A few months back I raised a question in one of my blogs, who are the beneficiaries of declining oil prices? At that time my own inference was that the US is the biggest beneficiary, being the largest consumer of energy products. After lapse of a few months I still withstand my point of view. I even go to the extent of saying that not only all other oil producing countries are plunging into serious financial crisis but Saudi Arabia and Russia are worst hit. Lower oil prices may keep proceeds from oil export low for Iran but it may gain the most after easing of sanction it had endured for more than three decades. Its non-oil exports are likely to increase substantially and it may also succeed in attracting enormous foreign direct investment in virtually every sector. 
Declining oil prices have enabled the US in increasing its strategic reserves, oil imports remain high and indigenous oil production still hovers at record high levels, above 9.2 million barrels a day. Reportedly the US crude inventories have surpassed the 500 million barrels milestone. Two of the global benchmarks WTI and Brent bounced up and down throughout the week ended on 5th February. However, faltering global economies offer a chance to the US Fed not to hike the interest rate, resulting in weak dollar and pushing oil price higher again. 
The western media is now trying to create an impression that the collapse in oil prices is now bleeding over into the broader global economy. They talk about the ongoing down turn in oil exporting countries, from Saudi Arabia to Russia, Venezuela, Iraq, Nigeria, and more. They have strange rationalization that cheap energy should bolster consumption, but the drop in commodity prices has been so sharp that questions continue to arise about the creditworthiness of some oil producers, Venezuela tops the list. With billions of dollars in debt due this year a rapidly shrinking ability to deal with the crisis, a debt default may not be too far off.
Citigroup added its voice to those concerned about the health of the global economy, citing four interlinked forces – a strong U.S. dollar, low commodity prices, weak trade, and soft growth in emerging markets – for the sudden fragility and potential for a global recession. "It seems reasonable to assume that another year of extreme moves in U.S. dollar (higher) and oil/commodity prices (lower) would likely continue to drive this negative feedback loop and make it very difficult for policy makers in emerging markets and developing markets to fight disinflationary forces and intercept downside risks," Citigroup analysts warned.
ConocoPhillips (NYSE: COP) made news this week when it became the first US-based oil major to slash its dividend. Italian oil giant Eni (NYSE: E) was the only other oil major to have done so – it cut its dividend almost a year ago. ConocoPhillips cut its dividend by 65 percent this week, and the company’s CEO argued that the move would save $4.4 billion in 2016.

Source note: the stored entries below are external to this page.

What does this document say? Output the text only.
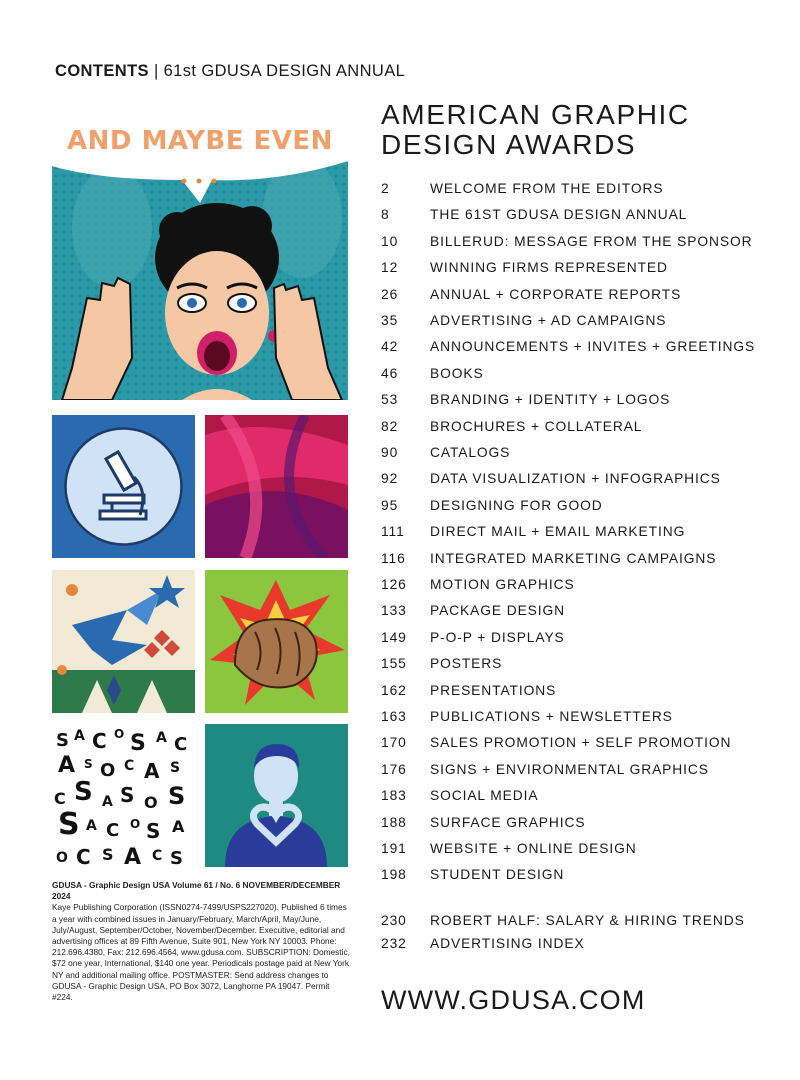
CONTENTS | 61st GDUSA DESIGN ANNUAL
AND MAYBE EVEN
S A C O S A C
A S O C A S
C S A S O S
S A C O S A
O C S A C S
GDUSA - Graphic Design USA Volume 61 / No. 6 NOVEMBER/DECEMBER 2024
Kaye Publishing Corporation (ISSN0274-7499/USPS227020). Published 6 times a year with combined issues in January/February, March/April, May/June, July/August, September/October, November/December. Executive, editorial and advertising offices at 89 Fifth Avenue, Suite 901, New York NY 10003. Phone: 212.696.4380, Fax: 212.696.4564, www.gdusa.com. SUBSCRIPTION: Domestic, $72 one year, International, $140 one year. Periodicals postage paid at New York NY and additional mailing office. POSTMASTER: Send address changes to GDUSA - Graphic Design USA, PO Box 3072, Langhorne PA 19047. Permit #224.
AMERICAN GRAPHIC
DESIGN AWARDS
2	WELCOME FROM THE EDITORS
8	THE 61ST GDUSA DESIGN ANNUAL
10 BILLERUD: MESSAGE FROM THE SPONSOR
12 WINNING FIRMS REPRESENTED
26 ANNUAL + CORPORATE REPORTS
35 ADVERTISING + AD CAMPAIGNS
42 ANNOUNCEMENTS + INVITES + GREETINGS
46 BOOKS
53 BRANDING + IDENTITY + LOGOS
82 BROCHURES + COLLATERAL
90 CATALOGS
92 DATA VISUALIZATION + INFOGRAPHICS
95 DESIGNING FOR GOOD
111 DIRECT MAIL + EMAIL MARKETING
116 INTEGRATED MARKETING CAMPAIGNS
126 MOTION GRAPHICS
133 PACKAGE DESIGN
149 P-O-P + DISPLAYS
155 POSTERS
162 PRESENTATIONS
163 PUBLICATIONS + NEWSLETTERS
170 SALES PROMOTION + SELF PROMOTION
176 SIGNS + ENVIRONMENTAL GRAPHICS
183 SOCIAL MEDIA
188 SURFACE GRAPHICS
191 WEBSITE + ONLINE DESIGN
198 STUDENT DESIGN
230 ROBERT HALF: SALARY & HIRING TRENDS
232 ADVERTISING INDEX
WWW.GDUSA.COM
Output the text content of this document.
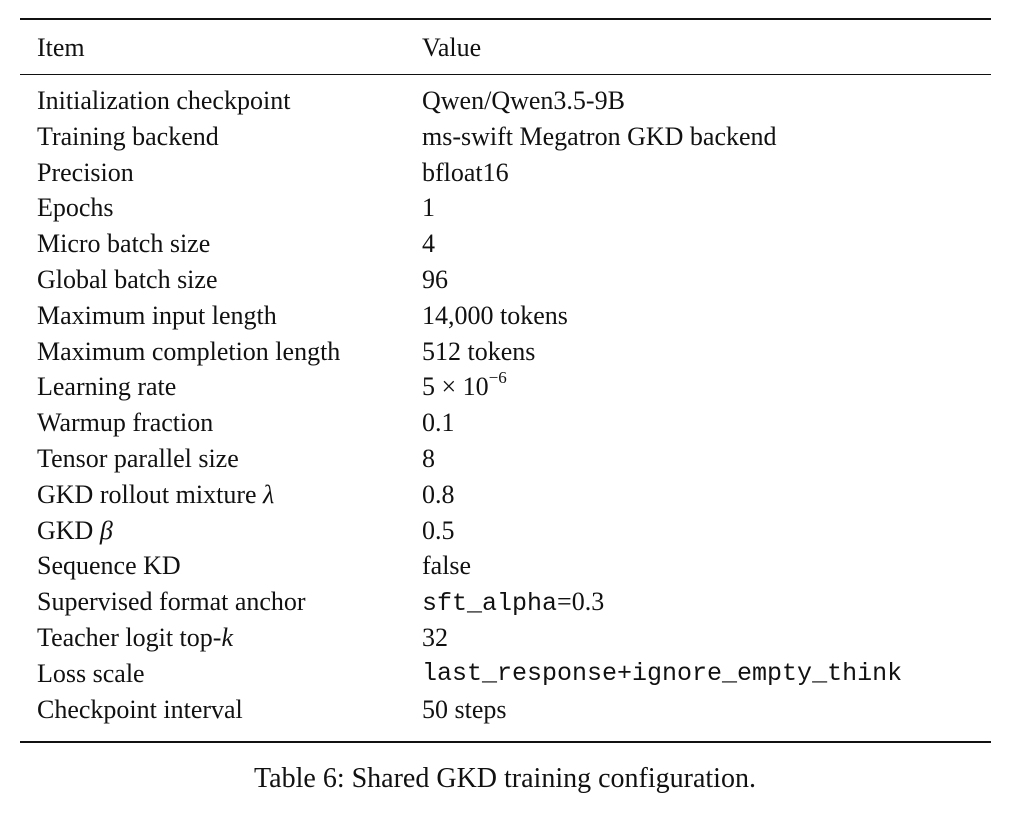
Item	Value
Initialization checkpoint	Qwen/Qwen3.5-9B
Training backend	ms-swift Megatron GKD backend
Precision	bfloat16
Epochs	1
Micro batch size	4
Global batch size	96
Maximum input length	14,000 tokens
Maximum completion length	512 tokens
Learning rate	$5 \times 10^{-6}$
Warmup fraction	0.1
Tensor parallel size	8
GKD rollout mixture λ	0.8
GKD β	0.5
Sequence KD	false
Supervised format anchor	sft_alpha=0.3
Teacher logit top-k	32
Loss scale	last_response+ignore_empty_think
Checkpoint interval	50 steps
Table 6: Shared GKD training configuration.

The oil majors are having trouble covering spending and also their shareholder payouts with their underlying cash flow. By and large, they are making up for the shortfall with new debt. Chevron took on an additional $9.6 billion in debt to cover dividend obligations, ExxonMobil added $10.8 billion in fresh debt, and BP took on another $4.6 billion. At some point, something has to give. S&P downgraded a long list of oil companies this week, including Chevron and Shell. It also put BP and ExxonMobil on review for a possible downgrade.

A quick rundown of the full-year earnings from some of the oil majors:

•    BP (NYSE: BP) lost $6.5 billion in 2015, one of the company’s worst on record.
•    ConocoPhillips (NYSE: COP) posted a loss of $4.4 billion in 2015.
•    ExxonMobil (NYSE: XOM) saw profits halve to $16.2 billion.
•    Royal Dutch Shell (NYSE: RDS.A) posted a profit of $3.8 billion, down 80 percent from 2014.
•    Chevron (NYSE: CVX) reported a loss of $588 million, its first loss since 2002.